When the requisite size has been obtained, the pill-roller makes his way with his booty to the spot where the burrow is to be dug. The journey is effected exactly as it would be by the Sacred Beetle. Head downwards, hind-legs lifted against the rolling mechanism, the insect pushes backwards. So far there is nothing new, save for a certain slowness in the performance. But wait a little while: soon a striking difference in habits will separate the two insects.
As each pill is carted away, I seize it, together with its owner, and place both on the surface of a layer of fresh, close-packed sand in a flower-pot. A sheet of glass serves as a lid, keeps the sand nice and cool, prevents escape and admits the light. By interning each Beetle separately, I am saved from the mistakes which might arise if I put them in the common cage, where a number of my boarders are at work; and I shall not risk ascribing to several what may be the performance of one alone. By this solitary confinement, each individual Beetle’s work can be studied more easily.
The interned mother makes hardly any protest against her servitude. Soon she is digging the sand and disappears in it with her pill. Let us give her time to establish her quarters and to get on with her domestic labours.
Three or four weeks go by. The Beetle has not reappeared upon the surface, a proof of her patient absorption [[115]]in her maternal duties. At last I remove the contents of the pot, very carefully, layer by layer, until I uncover a spacious burrow. The rubbish from this cavity was heaped up on the surface, forming a little mound. This is the secret chamber, the gynæceum in which the mother now and for a long time to come keeps watch over her budding family.
The original pill has disappeared. In its stead are two little pears, elegantly shaped and wonderfully finished: two, not one, as I naturally expected from the information already in my possession. They strike me as being even more delicately and gracefully rounded than the Sacred Beetle’s. Perhaps their tiny dimensions cause my preference: maxime miranda in minimis. They measure 33 millimetres in length and 24 millimetres across their greatest width.[1] Let us drop figures and admit that the dumpy modeller, with her slow and awkward ways, is the artistic rival or even the superior of her famous kinswoman. I expected to see some clumsy apprentice; I find a consummate artificer. We must not judge people by appearances; it is a wise maxim, even when applied to insects.
If we examine the pot somewhat earlier, it will tell us how the pear is made. I find sometimes a perfectly round ball and a pear without any traces of the original pill; sometimes a ball only, with a nearly hemispherical remnant of the pill, a lump from which the materials subjected to modelling have been detached in one piece. The method of work can be deduced from these facts.
The pill which the Scarab fashions on the surface of the soil by taking armfuls from the heap encountered is but a temporary piece of work, which is given a round form with [[116]]the sole object of facilitating its transport. He gives his attention to it, no doubt, but is not unduly anxious about it; all that he wants is that the journey should be effected without any crumbling of his treasure or impediment in the rolling. The surface of the sphere, therefore, is not thoroughly treated; it is not compressed into a rind or made scrupulously even.
Underground, when it is a question of getting the egg’s casket ready, the casket that is to be both larder and cradle, it becomes another matter. An incision is made all round the pill, dividing it into two almost equal portions, and one half is subjected to manipulation, while the other lies just against it, destined to receive the same treatment later.
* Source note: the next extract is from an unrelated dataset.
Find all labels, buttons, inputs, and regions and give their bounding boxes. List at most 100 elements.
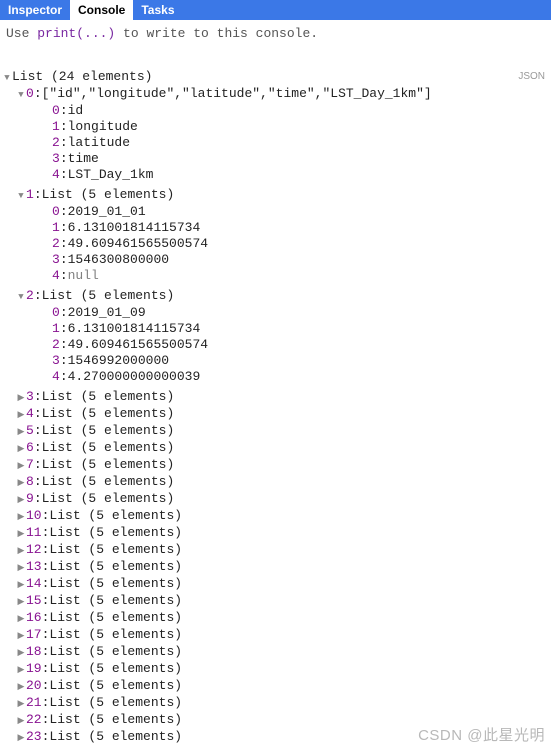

The hemisphere worked upon is rounded into a ball, which will be the belly of the prospective pear. This time, the modelling is performed with the nicest care: the future of the larva, which also is exposed to the dangers of overdry bread, is at stake. The surface of the ball is therefore patted at one spot after the other, conscientiously hardened by compression and levelled along a regular curve. The spherule thus obtained possesses geometrical precision, or very nearly so. Let us not forget that this difficult work is accomplished without rolling, as the clean condition of the surface shows.
The rest of the business may be guessed from the proceedings of the Sacred Beetle. The sphere is hollowed into a crater and becomes a sort of bulging, shallow pot. The lips are drawn out into a pocket which receives the egg. The pocket is closed, polished outside and joined neatly to the sphere. The pear is finished. The other half of the pill is now similarly treated.
The notable feature of this work is the elegant regularity of the forms obtained without any rolling. Chance enables [[117]]me to add another and a most striking proof to the many that I have given of this modelling done on the spot. Once and once only I managed to get from the Broad-necked Scarab two pears closely soldered together by their bellies and lying in opposite directions. The first one constructed can teach us nothing new, but the second tells us this: when, for a reason that is not apparent, for lack of room perhaps, the insect left this second pear touching the other and soldered it to its neighbour while working at it, obviously, with this appendage, any rolling or any moving became impracticable. Nevertheless, the pretty shape was secured to perfection.